Au pénal, il convient de relever qu’en l’espèce, les conditions de la dénonciation n’étaient pas remplies. Dans un premier temps comme le soulève la cour d’appel, « d’une part la dénonciation n’a pas donné lieu à une décision définitive d’acquittement, de relaxe ou de non‑lieu ». Elle a été classée sans suite. Or, le classement sans suite n’est pas assimilé aux décisions définitives visées par l’article 226‑102. Dès lors, la fausseté des allégations de la dénonciatrice ne résulte pas de manière irréfragable d’une décision.
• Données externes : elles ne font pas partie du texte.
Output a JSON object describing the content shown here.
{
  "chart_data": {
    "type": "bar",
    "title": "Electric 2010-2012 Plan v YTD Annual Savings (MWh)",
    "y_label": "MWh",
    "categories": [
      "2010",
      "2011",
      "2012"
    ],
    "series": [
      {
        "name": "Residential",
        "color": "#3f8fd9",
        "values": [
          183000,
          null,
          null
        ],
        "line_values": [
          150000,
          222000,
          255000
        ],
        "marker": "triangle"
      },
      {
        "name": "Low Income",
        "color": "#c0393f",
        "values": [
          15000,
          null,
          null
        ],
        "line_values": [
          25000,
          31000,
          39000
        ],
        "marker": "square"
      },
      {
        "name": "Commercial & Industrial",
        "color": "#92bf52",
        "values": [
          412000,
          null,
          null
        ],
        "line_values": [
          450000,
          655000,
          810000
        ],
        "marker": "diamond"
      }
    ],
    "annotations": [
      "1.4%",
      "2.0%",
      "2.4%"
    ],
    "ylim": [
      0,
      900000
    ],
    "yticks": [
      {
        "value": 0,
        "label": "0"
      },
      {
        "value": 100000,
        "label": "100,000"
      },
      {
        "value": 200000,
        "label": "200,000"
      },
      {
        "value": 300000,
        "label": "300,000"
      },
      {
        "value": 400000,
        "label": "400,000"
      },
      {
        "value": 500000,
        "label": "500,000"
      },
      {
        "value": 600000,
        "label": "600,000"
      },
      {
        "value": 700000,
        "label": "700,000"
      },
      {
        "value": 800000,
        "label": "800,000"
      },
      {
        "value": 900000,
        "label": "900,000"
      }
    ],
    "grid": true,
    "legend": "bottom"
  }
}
Dans un deuxième temps, la cour précise que la dénonciation lorsqu’elle est faite à l’autorité judiciaire ne peut par principe caractériser la faute civile. Si dans cette espèce, la dénonciation n’a pas été adressée directement à l’autorité judiciaire, elle a tout de même été faite auprès d’une autorité administrative, notamment le service départemental de l’aide sociale à l’enfance3, susceptible de saisir les autorités judiciaires4.
Par ailleurs, la dénonciation doit être spontanée5, ce qui exclut les propos, ou réponses données uniquement dans le cadre d’interrogatoire comme il ressort de la décision de la chambre criminelle de la Cour de cassation6 citée par les juges.
Dans un dernier temps, le délit de dénonciation calomnieuse suppose que l’auteure a connaissance de l’inexactitude totale ou partielle des faits. C’est l’élément moral de l’infraction. La mauvaise foi découle donc de cette connaissance7. Ainsi, la seule témérité ne suffit pas à caractériser la faute. Pour qu’il en soit autrement, la personne doit avoir totalement ou partiellement connaissance de l’inexactitude des faits, comme le rappelle la cour en s’appuyant sur la décision du 25 mars 20208.
2. Un régime probatoire favorable au dénonciateur
Classiquement au civil, la Cour de cassation recherchait si la dénonciation avait été faite « avec légèreté et témérité9 » pour retenir la responsabilité civile du dénonciateur. Ainsi, si la témérité n’était pas un critère de l’infraction au plan pénal, elle permettait de retenir la faute civile au sens de l’article 1240 du Code civil10. Ceci avait pour effet d’engager plus facilement la responsabilité du dénonciateur. Revenant sur cette jurisprudence, l’arrêt du 25 mars 2020 avait précisé que la seule témérité est insuffisante pour engager la responsabilité11. Se rapprochant ainsi des conditions au pénal, on assiste à un durcissement des conditions de la responsabilité. Ce faisant, le juge assure une protection au dénonciateur de bonne foi.
En l’espèce, la dénonciatrice ne semblait pas avoir connaissance de la fausseté des faits allégués puisque, comme elle le précise, elle n’a fait que répondre aux interrogations des gendarmes avec l’intention de protéger les enfants. L’élément moral, notamment sa mauvaise foi n’était pas prouvée12 puisque « le contenu exact des propos tenus ou écrits par Mme [N], ni les mêmes les termes dans lesquels le parquet de [Localité 9] a été saisi » n’est pas connu. Cette mauvaise foi ne pourrait pas non plus être déduite « d’une simple absence de contestation du classement sans suite dont les faits dénoncés avaient fait l’objet13 ».
Il n’est donc pas possible à la cour d’appel de contrôler « la pertinence des accusations portées par le dénonciateur14 », d’autant plus dans l’hypothèse d’un classement sans suite où aucune décision définitive n’est intervenue. La défaillance dans l’administration de la preuve profite donc à la dénonciatrice en l’espèce et sa responsabilité ne pourrait être engagée. Il en ressort la difficulté que peut rencontrer le dénoncé dans l’administration de la preuve de la connaissance de la fausseté.
En définitive, la décision de la cour d’appel opère un alignement entre la faute civile et pénale en matière de dénonciation calomnieuse. Une telle position est favorable à la protection de l’enfance puisqu’elle encourage à l’occasion les dénonciateurs en cette matière.